The number of shining virtues attributed to Jacques is, when one comes to count them out, very large; and they are all linked to "fatalism" or respect for the necessary.
Assuming that this is an accurate description of Diderot's concept of fatalism, I can't say that I'm in complete agreement. Fatalism is simply a statement about the future, with a psychological emphasis in which outcomes are seen to be beyond one's control. For practical purposes, fatalism implies an abdication of responsibility, because the presumption is that the same outcome will occur no matter what you think or do. In a psychological sense, that is incorrect, because we have the perception of free will, which causes us to believe that we can consciously affect outcomes. Fatalism implies a kind of giving up that isn't really part of human nature. We now understand the human brain far better than we did in the eighteenth century and know that it has evolved to solve problems rather than to behave passively. I contrast Diderot's view with modern determinism, in which every event in the universe is seen to be causally predetermined. The difference is that we don't actually know what every outcome will be and are forced to rely on our innate sense that we can influence events. For example, a fatalist might say "Everything is preordained and there is nothing that I can do about it, so I'm just going to stop eating and die," whereas a determinist might say "The sequence of events in the universe may be completely determined, but the process is mostly incomprehensible to me and the outcomes are uncertain." Thus, fatalism is more amenable to giving up outright whereas determinism is more amenable to thinking that even if the whole process is predictable, it is beyond your comprehension and you can still try to figure it out. It is also possible that both fatalism and determinism are false theories, in which case Diderot's theory would be even less appealing. Diderot may have been prescient in noticing that personalities and abilities are inborn, i.e. genetic in origin, but in the context that he wrote about it I don't find it especially illuminating.
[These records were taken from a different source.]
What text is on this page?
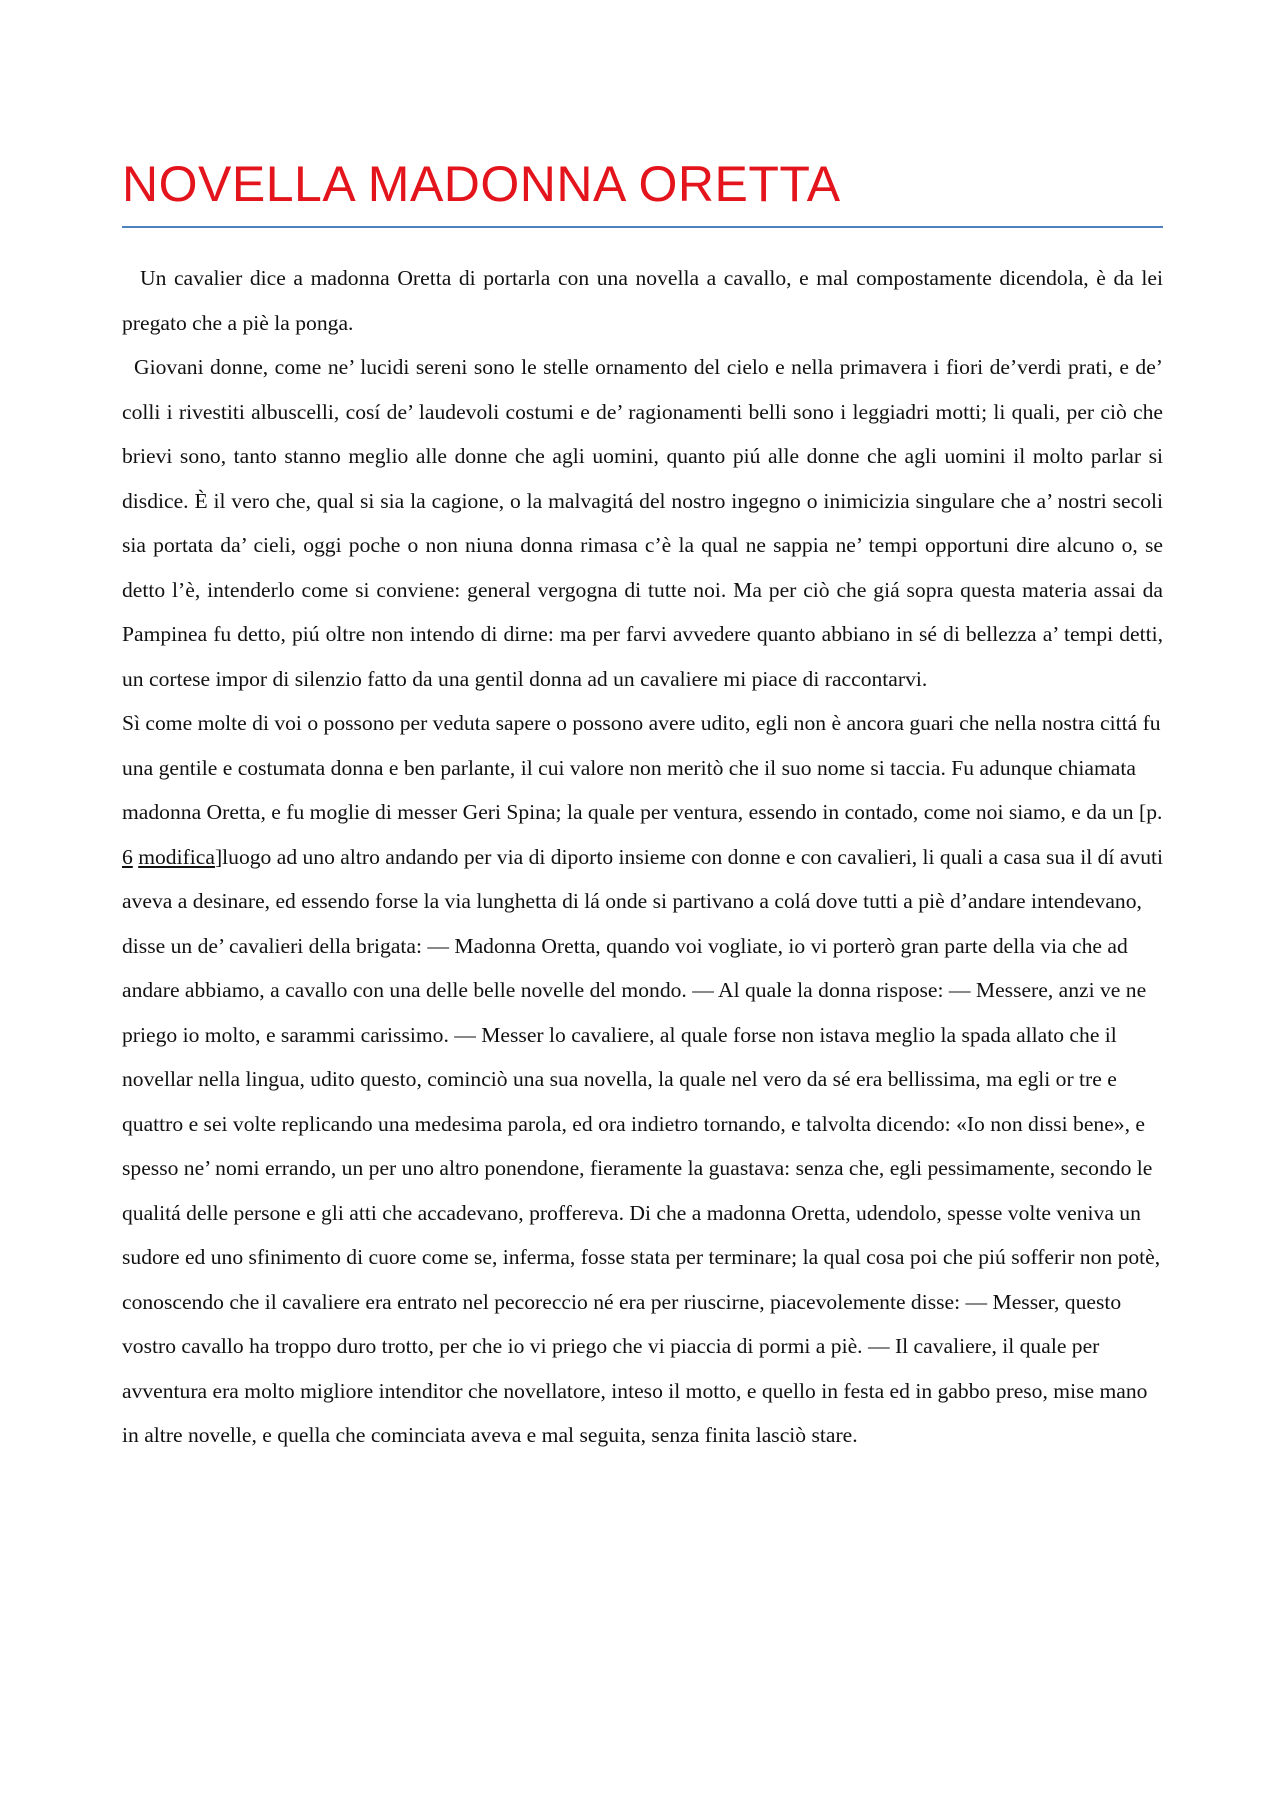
NOVELLA MADONNA ORETTA

Un cavalier dice a madonna Oretta di portarla con una novella a cavallo, e mal compostamente dicendola, è da lei pregato che a piè la ponga.

Giovani donne, come ne’ lucidi sereni sono le stelle ornamento del cielo e nella primavera i fiori de’verdi prati, e de’ colli i rivestiti albuscelli, cosí de’ laudevoli costumi e de’ ragionamenti belli sono i leggiadri motti; li quali, per ciò che brievi sono, tanto stanno meglio alle donne che agli uomini, quanto piú alle donne che agli uomini il molto parlar si disdice. È il vero che, qual si sia la cagione, o la malvagitá del nostro ingegno o inimicizia singulare che a’ nostri secoli sia portata da’ cieli, oggi poche o non niuna donna rimasa c’è la qual ne sappia ne’ tempi opportuni dire alcuno o, se detto l’è, intenderlo come si conviene: general vergogna di tutte noi. Ma per ciò che giá sopra questa materia assai da Pampinea fu detto, piú oltre non intendo di dirne: ma per farvi avvedere quanto abbiano in sé di bellezza a’ tempi detti, un cortese impor di silenzio fatto da una gentil donna ad un cavaliere mi piace di raccontarvi.

Sì come molte di voi o possono per veduta sapere o possono avere udito, egli non è ancora guari che nella nostra cittá fu una gentile e costumata donna e ben parlante, il cui valore non meritò che il suo nome si taccia. Fu adunque chiamata madonna Oretta, e fu moglie di messer Geri Spina; la quale per ventura, essendo in contado, come noi siamo, e da un [p. 6 modifica]luogo ad uno altro andando per via di diporto insieme con donne e con cavalieri, li quali a casa sua il dí avuti aveva a desinare, ed essendo forse la via lunghetta di lá onde si partivano a colá dove tutti a piè d’andare intendevano, disse un de’ cavalieri della brigata: — Madonna Oretta, quando voi vogliate, io vi porterò gran parte della via che ad andare abbiamo, a cavallo con una delle belle novelle del mondo. — Al quale la donna rispose: — Messere, anzi ve ne priego io molto, e sarammi carissimo. — Messer lo cavaliere, al quale forse non istava meglio la spada allato che il novellar nella lingua, udito questo, cominciò una sua novella, la quale nel vero da sé era bellissima, ma egli or tre e quattro e sei volte replicando una medesima parola, ed ora indietro tornando, e talvolta dicendo: «Io non dissi bene», e spesso ne’ nomi errando, un per uno altro ponendone, fieramente la guastava: senza che, egli pessimamente, secondo le qualitá delle persone e gli atti che accadevano, proffereva. Di che a madonna Oretta, udendolo, spesse volte veniva un sudore ed uno sfinimento di cuore come se, inferma, fosse stata per terminare; la qual cosa poi che piú sofferir non potè, conoscendo che il cavaliere era entrato nel pecoreccio né era per riuscirne, piacevolemente disse: — Messer, questo vostro cavallo ha troppo duro trotto, per che io vi priego che vi piaccia di pormi a piè. — Il cavaliere, il quale per avventura era molto migliore intenditor che novellatore, inteso il motto, e quello in festa ed in gabbo preso, mise mano in altre novelle, e quella che cominciata aveva e mal seguita, senza finita lasciò stare.
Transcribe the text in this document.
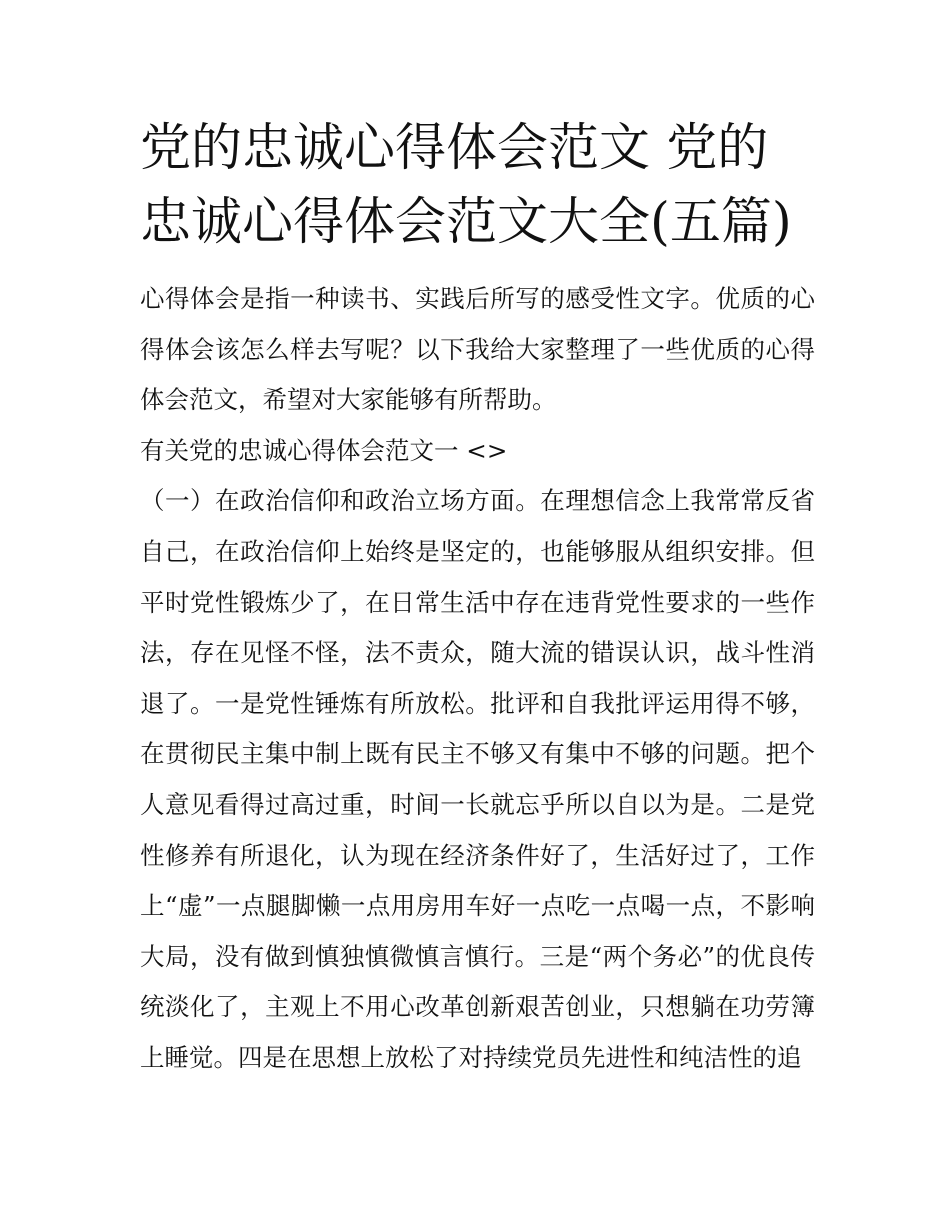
党的忠诚心得体会范文 党的忠诚心得体会范文大全(五篇)

心得体会是指一种读书、实践后所写的感受性文字。优质的心得体会该怎么样去写呢？以下我给大家整理了一些优质的心得体会范文，希望对大家能够有所帮助。

有关党的忠诚心得体会范文一 <>

（一）在政治信仰和政治立场方面。在理想信念上我常常反省自己，在政治信仰上始终是坚定的，也能够服从组织安排。但平时党性锻炼少了，在日常生活中存在违背党性要求的一些作法，存在见怪不怪，法不责众，随大流的错误认识，战斗性消退了。一是党性锤炼有所放松。批评和自我批评运用得不够，在贯彻民主集中制上既有民主不够又有集中不够的问题。把个人意见看得过高过重，时间一长就忘乎所以自以为是。二是党性修养有所退化，认为现在经济条件好了，生活好过了，工作上“虚”一点腿脚懒一点用房用车好一点吃一点喝一点，不影响大局，没有做到慎独慎微慎言慎行。三是“两个务必”的优良传统淡化了，主观上不用心改革创新艰苦创业，只想躺在功劳簿上睡觉。四是在思想上放松了对持续党员先进性和纯洁性的追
To use this as an example, I'm not terribly excited about Diderot as a writer or thinker, though on the whole he probably wasn't much better or worse than Rousseau or Voltaire. Rousseau was more serious and engaging, and Voltaire was wittier. Of course, it's premature of me to say that, since I haven't actually read any of this in his own words and don't intend to. Nevertheless, that is where I stand at the moment, and I'm ready to move on to another book.